One of the hardest question I would have to answer when it comes to book is, “what makes a good book?”
To me, a good book is one that can bring me to tears, or at least close enough to it. Why? I’m dead inside. It’s hard for me to express my emotion, other than anger, mind you.
To read a book that could move me to tears deserves more than a standing ovation from me. For reasons I don’t quite understand, I want to compile a list of books that have brought me down to a puddle of mess by the time I finished reading it. In no particular order, let’s all break down and cry over these books.
In no particular order
A God in Ruins by Kate Atkinson
I read this book twice and on both occasions, I cried, badly. What I remember the most when I first read this book was that I couldn’t really understand my emotion well when I was done with it, but suddenly tears were pouring down my eyes. I was so overwhelmed with sadness, I had to calm myself down. I was crying for Teddy and his life. It was just beautifully written and executed, that I didn’t mind crying for the second time.
The Next Together by Lauren James
Definitely a hard book to keep up when I first read it, but was a bumbling mess when I finished it. I was investing hard on both characters that I felt a sudden loss when the book ends.
The Nightingale by Kristin Hannah
This was a surprise for me, I came to read this book expecting it to be bad or lame, but I ended up sitting on the edge of my seat and (obviously) crying and be all depressed when it ends.
All the Light We Cannot See by Anthony Doerr
I am a complete mess over Werner Pfennig in this book.
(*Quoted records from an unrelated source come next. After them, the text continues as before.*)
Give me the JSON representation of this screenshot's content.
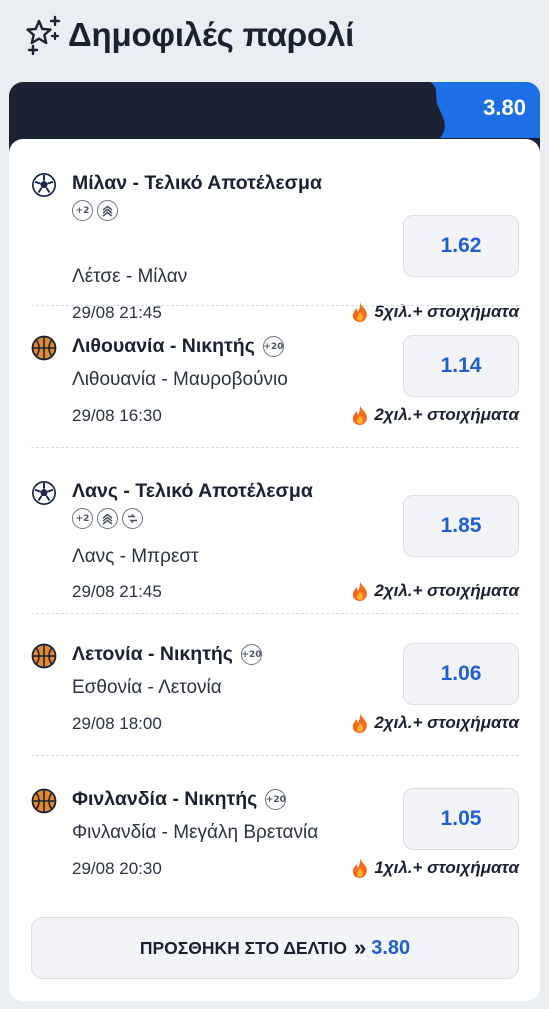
{
  "header": {
    "title": "Δημοφιλές παρολί",
    "icon": "sparkle-star-icon"
  },
  "total_odds": "3.80",
  "legs": [
    {
      "sport": "soccer",
      "sport_icon": "soccer-ball-icon",
      "market": "Μίλαν - Τελικό Αποτέλεσμα",
      "badges": [
        "+2",
        "boost"
      ],
      "badges_below": true,
      "match": "Λέτσε - Μίλαν",
      "datetime": "29/08 21:45",
      "popularity": "5χιλ.+ στοιχήματα",
      "odds": "1.62"
    },
    {
      "sport": "basketball",
      "sport_icon": "basketball-icon",
      "market": "Λιθουανία - Νικητής",
      "badges": [
        "+20"
      ],
      "badges_below": false,
      "match": "Λιθουανία - Μαυροβούνιο",
      "datetime": "29/08 16:30",
      "popularity": "2χιλ.+ στοιχήματα",
      "odds": "1.14"
    },
    {
      "sport": "soccer",
      "sport_icon": "soccer-ball-icon",
      "market": "Λανς - Τελικό Αποτέλεσμα",
      "badges": [
        "+2",
        "boost",
        "cashout"
      ],
      "badges_below": true,
      "match": "Λανς - Μπρεστ",
      "datetime": "29/08 21:45",
      "popularity": "2χιλ.+ στοιχήματα",
      "odds": "1.85"
    },
    {
      "sport": "basketball",
      "sport_icon": "basketball-icon",
      "market": "Λετονία - Νικητής",
      "badges": [
        "+20"
      ],
      "badges_below": false,
      "match": "Εσθονία - Λετονία",
      "datetime": "29/08 18:00",
      "popularity": "2χιλ.+ στοιχήματα",
      "odds": "1.06"
    },
    {
      "sport": "basketball",
      "sport_icon": "basketball-icon",
      "market": "Φινλανδία - Νικητής",
      "badges": [
        "+20"
      ],
      "badges_below": false,
      "match": "Φινλανδία - Μεγάλη Βρετανία",
      "datetime": "29/08 20:30",
      "popularity": "1χιλ.+ στοιχήματα",
      "odds": "1.05"
    }
  ],
  "add_button": {
    "label": "ΠΡΟΣΘΗΚΗ ΣΤΟ ΔΕΛΤΙΟ",
    "chevron": "»",
    "odds": "3.80"
  },
  "colors": {
    "accent": "#1f5fd1",
    "tab_blue": "#1d6fe6",
    "dark": "#1c2233",
    "fire": "#f26b1d",
    "basketball": "#e3892b"
  }
}
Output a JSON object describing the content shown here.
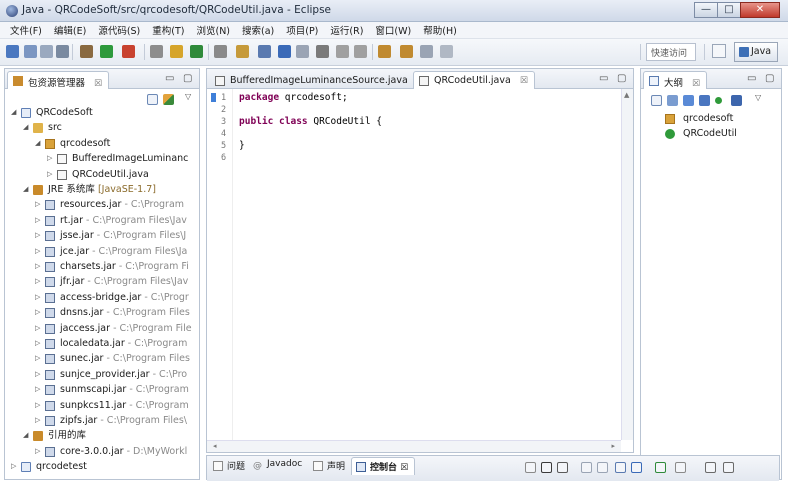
{
  "window": {
    "title": "Java - QRCodeSoft/src/qrcodesoft/QRCodeUtil.java - Eclipse",
    "buttons": {
      "minimize": "—",
      "maximize": "□",
      "close": "✕"
    }
  },
  "menu": [
    "文件(F)",
    "编辑(E)",
    "源代码(S)",
    "重构(T)",
    "浏览(N)",
    "搜索(a)",
    "项目(P)",
    "运行(R)",
    "窗口(W)",
    "帮助(H)"
  ],
  "toolbar": {
    "quick_access": "快速访问",
    "perspective_java": "Java"
  },
  "package_explorer": {
    "title": "包资源管理器",
    "close": "☒",
    "rows": [
      {
        "label": "QRCodeSoft",
        "muted": "",
        "level": 0,
        "twisty": "◢",
        "icon": "project"
      },
      {
        "label": "src",
        "muted": "",
        "level": 1,
        "twisty": "◢",
        "icon": "src-folder"
      },
      {
        "label": "qrcodesoft",
        "muted": "",
        "level": 2,
        "twisty": "◢",
        "icon": "package"
      },
      {
        "label": "BufferedImageLuminanc",
        "muted": "",
        "level": 3,
        "twisty": "▷",
        "icon": "java-file"
      },
      {
        "label": "QRCodeUtil.java",
        "muted": "",
        "level": 3,
        "twisty": "▷",
        "icon": "java-file"
      },
      {
        "label": "JRE 系统库",
        "muted": "[JavaSE-1.7]",
        "level": 1,
        "twisty": "◢",
        "icon": "library"
      },
      {
        "label": "resources.jar",
        "muted": " - C:\\Program",
        "level": 2,
        "twisty": "▷",
        "icon": "jar"
      },
      {
        "label": "rt.jar",
        "muted": " - C:\\Program Files\\Jav",
        "level": 2,
        "twisty": "▷",
        "icon": "jar"
      },
      {
        "label": "jsse.jar",
        "muted": " - C:\\Program Files\\J",
        "level": 2,
        "twisty": "▷",
        "icon": "jar"
      },
      {
        "label": "jce.jar",
        "muted": " - C:\\Program Files\\Ja",
        "level": 2,
        "twisty": "▷",
        "icon": "jar"
      },
      {
        "label": "charsets.jar",
        "muted": " - C:\\Program Fi",
        "level": 2,
        "twisty": "▷",
        "icon": "jar"
      },
      {
        "label": "jfr.jar",
        "muted": " - C:\\Program Files\\Jav",
        "level": 2,
        "twisty": "▷",
        "icon": "jar"
      },
      {
        "label": "access-bridge.jar",
        "muted": " - C:\\Progr",
        "level": 2,
        "twisty": "▷",
        "icon": "jar"
      },
      {
        "label": "dnsns.jar",
        "muted": " - C:\\Program Files",
        "level": 2,
        "twisty": "▷",
        "icon": "jar"
      },
      {
        "label": "jaccess.jar",
        "muted": " - C:\\Program File",
        "level": 2,
        "twisty": "▷",
        "icon": "jar"
      },
      {
        "label": "localedata.jar",
        "muted": " - C:\\Program",
        "level": 2,
        "twisty": "▷",
        "icon": "jar"
      },
      {
        "label": "sunec.jar",
        "muted": " - C:\\Program Files",
        "level": 2,
        "twisty": "▷",
        "icon": "jar"
      },
      {
        "label": "sunjce_provider.jar",
        "muted": " - C:\\Pro",
        "level": 2,
        "twisty": "▷",
        "icon": "jar"
      },
      {
        "label": "sunmscapi.jar",
        "muted": " - C:\\Program",
        "level": 2,
        "twisty": "▷",
        "icon": "jar"
      },
      {
        "label": "sunpkcs11.jar",
        "muted": " - C:\\Program",
        "level": 2,
        "twisty": "▷",
        "icon": "jar"
      },
      {
        "label": "zipfs.jar",
        "muted": " - C:\\Program Files\\",
        "level": 2,
        "twisty": "▷",
        "icon": "jar"
      },
      {
        "label": "引用的库",
        "muted": "",
        "level": 1,
        "twisty": "◢",
        "icon": "library"
      },
      {
        "label": "core-3.0.0.jar",
        "muted": " - D:\\MyWorkl",
        "level": 2,
        "twisty": "▷",
        "icon": "jar"
      },
      {
        "label": "qrcodetest",
        "muted": "",
        "level": 0,
        "twisty": "▷",
        "icon": "project"
      }
    ]
  },
  "editor": {
    "tabs": [
      {
        "label": "BufferedImageLuminanceSource.java",
        "active": false
      },
      {
        "label": "QRCodeUtil.java",
        "active": true,
        "close": "☒"
      }
    ],
    "lines": [
      {
        "num": "1",
        "kw": "package",
        "rest": " qrcodesoft;"
      },
      {
        "num": "2",
        "kw": "",
        "rest": ""
      },
      {
        "num": "3",
        "kw": "public class",
        "rest": " QRCodeUtil {"
      },
      {
        "num": "4",
        "kw": "",
        "rest": ""
      },
      {
        "num": "5",
        "kw": "",
        "rest": "}"
      },
      {
        "num": "6",
        "kw": "",
        "rest": ""
      }
    ]
  },
  "outline": {
    "title": "大纲",
    "close": "☒",
    "items": [
      {
        "label": "qrcodesoft",
        "icon": "package"
      },
      {
        "label": "QRCodeUtil",
        "icon": "class"
      }
    ]
  },
  "bottom_panel": {
    "tabs": [
      {
        "label": "问题",
        "active": false
      },
      {
        "label": "Javadoc",
        "active": false
      },
      {
        "label": "声明",
        "active": false
      },
      {
        "label": "控制台",
        "active": true,
        "close": "☒"
      }
    ]
  },
  "colors": {
    "keyword": "#7f0055",
    "accent": "#3f7fd8"
  }
}
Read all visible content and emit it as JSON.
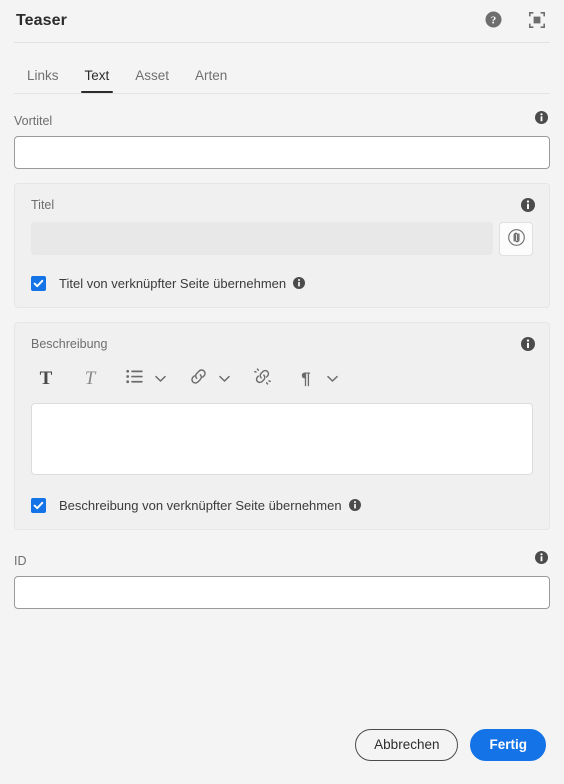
{
  "dialog": {
    "title": "Teaser",
    "help_icon": "help-circle-icon",
    "fullscreen_icon": "fullscreen-icon"
  },
  "tabs": [
    {
      "label": "Links",
      "active": false
    },
    {
      "label": "Text",
      "active": true
    },
    {
      "label": "Asset",
      "active": false
    },
    {
      "label": "Arten",
      "active": false
    }
  ],
  "fields": {
    "vortitel": {
      "label": "Vortitel",
      "value": "",
      "placeholder": "",
      "info_icon": "info-icon"
    },
    "titel": {
      "label": "Titel",
      "value": "",
      "placeholder": "",
      "info_icon": "info-icon",
      "inherit_button_icon": "inherit-link-icon",
      "checkbox": {
        "label": "Titel von verknüpfter Seite übernehmen",
        "checked": true,
        "info_icon": "info-icon"
      }
    },
    "beschreibung": {
      "label": "Beschreibung",
      "value": "",
      "placeholder": "",
      "info_icon": "info-icon",
      "toolbar": [
        {
          "name": "bold",
          "glyph": "T"
        },
        {
          "name": "italic",
          "glyph": "T"
        },
        {
          "name": "bullet-list",
          "glyph": "list"
        },
        {
          "name": "bullet-list-options",
          "glyph": "chevron-down"
        },
        {
          "name": "hyperlink",
          "glyph": "link"
        },
        {
          "name": "hyperlink-options",
          "glyph": "chevron-down"
        },
        {
          "name": "unlink",
          "glyph": "unlink"
        },
        {
          "name": "paragraph-format",
          "glyph": "¶"
        },
        {
          "name": "paragraph-format-options",
          "glyph": "chevron-down"
        }
      ],
      "checkbox": {
        "label": "Beschreibung von verknüpfter Seite übernehmen",
        "checked": true,
        "info_icon": "info-icon"
      }
    },
    "id": {
      "label": "ID",
      "value": "",
      "placeholder": "",
      "info_icon": "info-icon"
    }
  },
  "footer": {
    "cancel_label": "Abbrechen",
    "done_label": "Fertig"
  },
  "colors": {
    "accent": "#1473E6",
    "page_bg": "#F4F4F4",
    "panel_bg": "#F0F0F0",
    "text": "#2C2C2C",
    "muted_text": "#6E6E6E"
  }
}
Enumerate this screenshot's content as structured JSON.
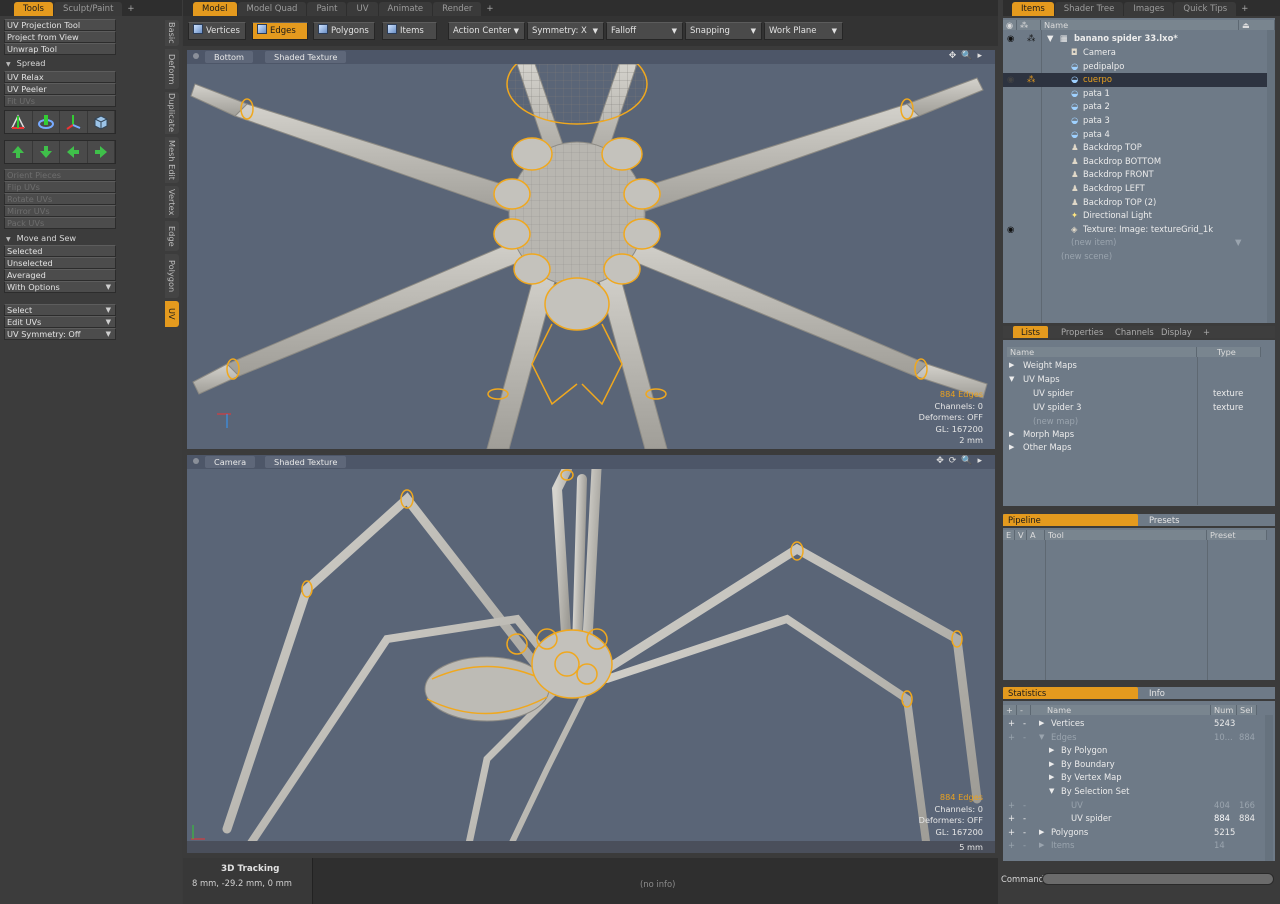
{
  "left_tabs": {
    "tools": "Tools",
    "sculpt": "Sculpt/Paint",
    "plus": "+"
  },
  "top_tabs": [
    "Model",
    "Model Quad",
    "Paint",
    "UV",
    "Animate",
    "Render",
    "+"
  ],
  "items_tabs": [
    "Items",
    "Shader Tree",
    "Images",
    "Quick Tips",
    "+"
  ],
  "tools": {
    "uv_projection_tool": "UV Projection Tool",
    "project_from_view": "Project from View",
    "unwrap_tool": "Unwrap Tool",
    "spread_header": "Spread",
    "uv_relax": "UV Relax",
    "uv_peeler": "UV Peeler",
    "fit_uvs": "Fit UVs",
    "orient_pieces": "Orient Pieces",
    "flip_uvs": "Flip UVs",
    "rotate_uvs": "Rotate UVs",
    "mirror_uvs": "Mirror UVs",
    "pack_uvs": "Pack UVs",
    "move_sew_header": "Move and Sew",
    "selected": "Selected",
    "unselected": "Unselected",
    "averaged": "Averaged",
    "with_options": "With Options",
    "select": "Select",
    "edit_uvs": "Edit UVs",
    "uv_symmetry": "UV Symmetry: Off"
  },
  "vertical_tabs": [
    "Basic",
    "Deform",
    "Duplicate",
    "Mesh Edit",
    "Vertex",
    "Edge",
    "Polygon",
    "UV"
  ],
  "toolbar": {
    "vertices": "Vertices",
    "edges": "Edges",
    "polygons": "Polygons",
    "items": "Items",
    "action_center": "Action Center",
    "symmetry": "Symmetry: X",
    "falloff": "Falloff",
    "snapping": "Snapping",
    "work_plane": "Work Plane"
  },
  "viewport_top": {
    "view": "Bottom",
    "shading": "Shaded Texture",
    "edges": "884 Edges",
    "channels": "Channels: 0",
    "deformers": "Deformers: OFF",
    "gl": "GL: 167200",
    "scale": "2 mm"
  },
  "viewport_bottom": {
    "view": "Camera",
    "shading": "Shaded Texture",
    "edges": "884 Edges",
    "channels": "Channels: 0",
    "deformers": "Deformers: OFF",
    "gl": "GL: 167200",
    "scale": "5 mm"
  },
  "status": {
    "title": "3D Tracking",
    "coords": "8 mm, -29.2 mm, 0 mm",
    "info": "(no info)"
  },
  "items_panel": {
    "name_header": "Name",
    "scene": "banano spider 33.lxo*",
    "items": [
      "Camera",
      "pedipalpo",
      "cuerpo",
      "pata 1",
      "pata 2",
      "pata 3",
      "pata 4",
      "Backdrop TOP",
      "Backdrop BOTTOM",
      "Backdrop FRONT",
      "Backdrop LEFT",
      "Backdrop TOP (2)",
      "Directional Light",
      "Texture: Image: textureGrid_1k"
    ],
    "new_item": "(new item)",
    "new_scene": "(new scene)"
  },
  "lists_tabs": [
    "Lists",
    "Properties",
    "Channels",
    "Display",
    "+"
  ],
  "lists": {
    "name_header": "Name",
    "type_header": "Type",
    "weight_maps": "Weight Maps",
    "uv_maps": "UV Maps",
    "uv_spider": "UV spider",
    "uv_spider_type": "texture",
    "uv_spider3": "UV spider 3",
    "uv_spider3_type": "texture",
    "new_map": "(new map)",
    "morph_maps": "Morph Maps",
    "other_maps": "Other Maps"
  },
  "pipeline_tabs": [
    "Pipeline",
    "Presets"
  ],
  "pipeline_cols": {
    "e": "E",
    "v": "V",
    "a": "A",
    "tool": "Tool",
    "preset": "Preset"
  },
  "stats_tabs": [
    "Statistics",
    "Info"
  ],
  "stats": {
    "plus": "+",
    "minus": "-",
    "name_header": "Name",
    "num_header": "Num",
    "sel_header": "Sel",
    "rows": [
      {
        "name": "Vertices",
        "num": "5243",
        "sel": ""
      },
      {
        "name": "Edges",
        "num": "10...",
        "sel": "884"
      },
      {
        "name": "By Polygon",
        "num": "",
        "sel": ""
      },
      {
        "name": "By Boundary",
        "num": "",
        "sel": ""
      },
      {
        "name": "By Vertex Map",
        "num": "",
        "sel": ""
      },
      {
        "name": "By Selection Set",
        "num": "",
        "sel": ""
      },
      {
        "name": "UV",
        "num": "404",
        "sel": "166"
      },
      {
        "name": "UV spider",
        "num": "884",
        "sel": "884"
      },
      {
        "name": "Polygons",
        "num": "5215",
        "sel": ""
      },
      {
        "name": "Items",
        "num": "14",
        "sel": ""
      }
    ]
  },
  "command_label": "Command",
  "colors": {
    "accent": "#e49a1e",
    "viewport": "#5a6577",
    "panel": "#6e7a87",
    "selection_edge": "#f0a81e"
  }
}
Read it the second time, and was still saddened by the turn of event.
A Man Called Ove by Fredrik Backman
Didn’t expect to like it, but ended up crying halfway through the book and feeling warm hearted when I was finished with the book.
The First Fifteen Lives of Harry August by Claire North
Incredibly sad but also fast paced, I really was confused for a moment, should I be feeling gripped with fear of saddened by the story? I ended up feeling both.
A Constellation of Vital Phenomena by Anthony Marra
A story that expands for a couple of days but felt long enough that I felt some sort of kinship with the characters that I cry together, with, and for them.
The Last Battle, by C. S. Lewis
This was a bit personal, to have one of my favourite series comes to an end was hard for me to take, and the ending for three of the Pevensies was to me a bit brutal but also marks the step to adulthood for me (although at 29, I’m still not sure if I’ve done adulting correctly).
Winger by Andrew Smith
There was one part in the book that to me was just so dark and disturbing that I felt some part of myself was dead for awhile, and I wept for quite some time.
Stargirl by Jerry Spinelli
It felt like your heart was broken into so many small pieces that there’s no way you can piece it back together and feel normal afterwards, that was how sad it was for me.
The Ghost by Robert Smith
This was so sad because I was rooting for the main character the whole time. To have that ending, I felt empty and sad for quite some time.
Kafka on the Shore by Haruki Murakami
Read the book by accident but I ended up unable to put it down and by the time I was finished, I was overcome by multitude feelings of immense sadness. My first venture into Murakami.